Au Cameroun, le ‘délit d’homosexualité’ est passible de cinq ans de prison

Au Cameroun, comme dans 38 autres pays du continent africain, l’homosexualité est un délit. Vendredi 20 juillet, à Yaoundé, se tient l’audience en appel de deux jeunes Camerounais, Jonas Singa Kumie et Franky Djome, respectivement âgés de 19 et 20 ans, accusés d’avoir eu des rapports sexuels ensemble.

En novembre 2011, le tribunal de première instance d’Ekounou (Yaoundé) les avait condamnés pour ‘fait d’homosexualité’ à cinq ans de prison ferme, la peine maximale pour ce type de pratique, assortie d’une condamnation au versement d’une amende de 200 000 FCFA, soit 300 euros. Depuis 1972, l’article 347 bis du code pénal camerounais stipule qu’est punie d’un emprisonnement de six mois à cinq ans ferme et d’une amende de 20 000 à 200 000 FCFA [soit 30 à 300 euros] toute personne qui a des rapports sexuels avec une personne de son sexe’.
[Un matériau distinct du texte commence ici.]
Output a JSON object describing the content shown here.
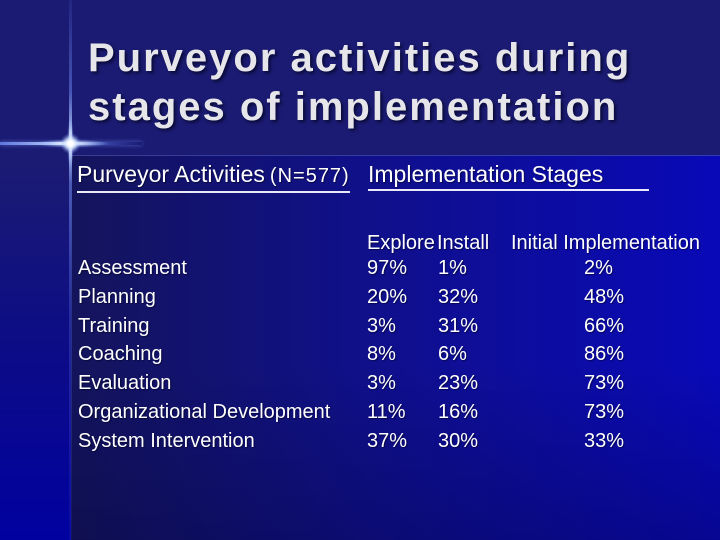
{
  "slide": {
    "title_lines": [
      "Purveyor activities during",
      "stages of implementation"
    ],
    "colors": {
      "background_top": "#1b1b73",
      "background_bottom": "#0101a0",
      "panel_left": "#14145c",
      "panel_right": "#0909b8",
      "title_text": "#e6e6ea",
      "text": "#ffffff",
      "accent_line": "#9db8ff"
    }
  },
  "table": {
    "header_left": "Purveyor Activities",
    "header_left_note": "(N=577)",
    "header_right": "Implementation Stages",
    "stage_columns": [
      "Explore",
      "Install",
      "Initial Implementation"
    ],
    "rows": [
      {
        "activity": "Assessment",
        "explore": "97%",
        "install": "1%",
        "initial_implementation": "2%"
      },
      {
        "activity": "Planning",
        "explore": "20%",
        "install": "32%",
        "initial_implementation": "48%"
      },
      {
        "activity": "Training",
        "explore": "3%",
        "install": "31%",
        "initial_implementation": "66%"
      },
      {
        "activity": "Coaching",
        "explore": "8%",
        "install": "6%",
        "initial_implementation": "86%"
      },
      {
        "activity": "Evaluation",
        "explore": "3%",
        "install": "23%",
        "initial_implementation": "73%"
      },
      {
        "activity": "Organizational Development",
        "explore": "11%",
        "install": "16%",
        "initial_implementation": "73%"
      },
      {
        "activity": "System Intervention",
        "explore": "37%",
        "install": "30%",
        "initial_implementation": "33%"
      }
    ]
  }
}
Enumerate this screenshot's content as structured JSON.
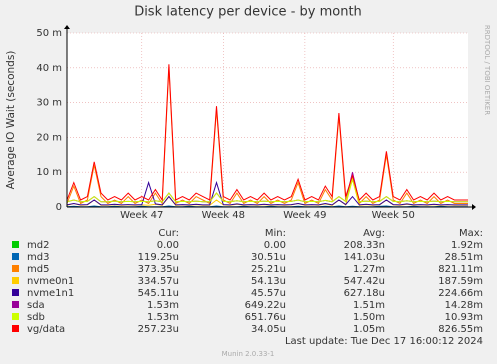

Les deux accusés séjournent en prison depuis leur arrestation fin juillet 2011, tandis qu’un troisième jeune homme, interpellé avec eux, a bénéficié d’une mesure de liberté provisoire parce qu’il a pu payer directement l’amende. Pour rappel, les trois hommes avaient été surpris alors qu’ils avaient des rapports sexuels à bord d’un véhicule sur la voie publique dans le quartier d’Essos à Yaoundé, dans la nuit du 26 au 27 juillet 2011.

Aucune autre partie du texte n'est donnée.